Selon une étude du groupe Lancet Countdown, l'Inde a perdu 247 milliards d'heures de travail en 2024 à cause des températures extrêmes, soit l'équivalent de 165 milliards d'euros de revenus.
- Protection renforcée -
L'agriculture et les travaux publics sont les principaux secteurs touchés.
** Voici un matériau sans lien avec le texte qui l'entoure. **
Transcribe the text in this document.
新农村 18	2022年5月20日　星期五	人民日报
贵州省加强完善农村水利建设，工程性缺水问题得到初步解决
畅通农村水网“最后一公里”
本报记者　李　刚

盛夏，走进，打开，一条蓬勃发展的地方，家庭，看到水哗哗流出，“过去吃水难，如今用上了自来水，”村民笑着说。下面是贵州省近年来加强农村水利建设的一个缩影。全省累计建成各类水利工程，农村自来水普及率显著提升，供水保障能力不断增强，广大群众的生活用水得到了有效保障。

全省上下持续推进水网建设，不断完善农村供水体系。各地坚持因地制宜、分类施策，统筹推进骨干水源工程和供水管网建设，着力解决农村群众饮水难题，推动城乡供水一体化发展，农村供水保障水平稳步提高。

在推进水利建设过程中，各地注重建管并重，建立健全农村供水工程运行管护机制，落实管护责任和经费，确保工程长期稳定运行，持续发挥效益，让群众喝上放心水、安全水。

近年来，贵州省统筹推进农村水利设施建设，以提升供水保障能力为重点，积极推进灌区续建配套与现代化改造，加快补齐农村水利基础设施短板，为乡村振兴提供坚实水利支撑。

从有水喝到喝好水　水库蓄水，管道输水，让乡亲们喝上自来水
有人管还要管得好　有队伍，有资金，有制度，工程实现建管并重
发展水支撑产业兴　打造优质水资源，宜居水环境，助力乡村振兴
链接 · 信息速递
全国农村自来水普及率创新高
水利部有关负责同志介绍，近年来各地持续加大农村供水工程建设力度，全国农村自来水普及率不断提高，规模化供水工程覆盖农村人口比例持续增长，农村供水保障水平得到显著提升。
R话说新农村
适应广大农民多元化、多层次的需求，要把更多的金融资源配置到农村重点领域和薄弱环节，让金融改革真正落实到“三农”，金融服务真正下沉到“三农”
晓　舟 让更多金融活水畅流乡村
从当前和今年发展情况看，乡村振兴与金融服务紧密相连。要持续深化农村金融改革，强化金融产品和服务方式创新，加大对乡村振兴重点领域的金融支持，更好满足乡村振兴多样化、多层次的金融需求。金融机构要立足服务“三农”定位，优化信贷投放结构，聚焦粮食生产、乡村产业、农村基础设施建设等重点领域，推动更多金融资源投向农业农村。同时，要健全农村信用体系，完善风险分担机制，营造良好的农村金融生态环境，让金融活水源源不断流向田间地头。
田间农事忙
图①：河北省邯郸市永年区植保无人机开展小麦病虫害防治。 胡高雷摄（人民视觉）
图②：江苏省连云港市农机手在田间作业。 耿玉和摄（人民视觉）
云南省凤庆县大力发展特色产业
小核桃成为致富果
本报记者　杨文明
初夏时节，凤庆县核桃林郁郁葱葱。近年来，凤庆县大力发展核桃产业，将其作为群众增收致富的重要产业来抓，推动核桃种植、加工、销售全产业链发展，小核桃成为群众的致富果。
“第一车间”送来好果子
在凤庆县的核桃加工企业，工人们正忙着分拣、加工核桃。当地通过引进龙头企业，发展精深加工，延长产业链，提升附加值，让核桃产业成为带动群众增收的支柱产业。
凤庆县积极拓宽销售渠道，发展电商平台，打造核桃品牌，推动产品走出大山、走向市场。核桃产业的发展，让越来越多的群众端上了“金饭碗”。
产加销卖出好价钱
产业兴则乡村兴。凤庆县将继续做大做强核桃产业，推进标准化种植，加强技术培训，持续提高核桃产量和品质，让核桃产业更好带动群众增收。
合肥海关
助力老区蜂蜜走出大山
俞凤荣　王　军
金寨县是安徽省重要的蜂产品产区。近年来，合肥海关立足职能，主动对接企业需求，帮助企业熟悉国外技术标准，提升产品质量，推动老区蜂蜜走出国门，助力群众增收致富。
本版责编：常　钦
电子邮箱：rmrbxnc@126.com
A fortiori dans un pays où près de 90% de la main-d'œuvre travaille dans le secteur informel, sans la moindre protection sociale.
Contrairement aux polices classiques, les assurances paramétriques ne requièrent pas l'évaluation d'un dommage de l'assuré, mais lui verse une indemnité sitôt certaines conditions constatées.
D'autres assurances de ce type existent déjà en Inde.
L'Etat du Nagaland (nord-est) a ainsi couvert ses habitants contre les pertes économiques des inondations. La couverture, payée par les autorités, s'enclenche dès lors que le niveau des pluies atteint un certain seuil.
Le ministère fédéral de l'Intérieur envisage d'y recourir lui aussi, afin dit-il "de compléter les assurances classiques et de renforcer la protection de la population".
La police souscrite par Lata Solanki est le fruit d'une collaboration de l'organisation à but non lucratif Mahila Housing Trust (MHT) et de la compagnie Go Digit, avec le soutien de l'initiative Climate Resilience for All (CRA).
En charge du programme au MHT, Nital Rahul Patel explique que l'idée est née de discussions avec des salariées d'Ahmedabad, la capitale du Gujarat, où les températures dépassent régulièrement les 45 degrés.
"En épluchant leurs dépenses nous avons réalisé que leur revenu reculait de 2.000 à 2.500 roupies (18 à 22 euros) pendant les quatre mois d'été", explique-t-il.
A son lancement en 2024, la nouvelle assurance couvrait 26.000 femmes pour une prime de 354 roupies (3,2 euros), couverte par le CRA. Il n'a versé aucune indemnité en 2025 car les températures n'ont pas atteint le seuil.
- "Mieux que rien" -
Pour la saison 2026, plus de 30.000 femmes sont couvertes. Le seuil de déclenchement a été abaissé à 42,74 degrés Celsius (108 degrés Fahrenheit) et prévoit de verser automatiquement 850 à 2.000 roupies (7,5 à 18 euros) s'il est atteint deux jours de suite.
Cette protection ne se limite pas à celles qui travaillent en plein air. Rakhi Gulshan Singh, une couturière de 30 ans qui gagne 4.000 roupies (35 euros) par mois, est assurée même si elle travaille à domicile.
"Quand la machine à coudre tourne, il fait encore plus chaud", dit la jeune femme, qui a touché 750 roupies en 2024. "Ce n'est pas grand-chose, mais c'est mieux que rien".
En charge de la comptabilité à GoDigit, Adarsh Agarwal assure que ce "produit de niche" a permis d'aider plus de 50.000 assurés depuis son lancement.
"C'est plus rapide et plus transparent qu'une assurance classique. Mais les versements sont relativement modestes", relève l'expert Aniruddha Bhattacharjee, de Climate Trends.
"Les compagnies vont devoir recalibrer les indemnités et les conditions de paiement car l'impact du changement climatique va devenir plus difficile à prédire", ajoute-t-il.
Lata Solanki espère quand même bien en profiter cette année. Et si ce n'est pas le cas, elle "restera assurée, même s'il faut payer la prime de ma poche".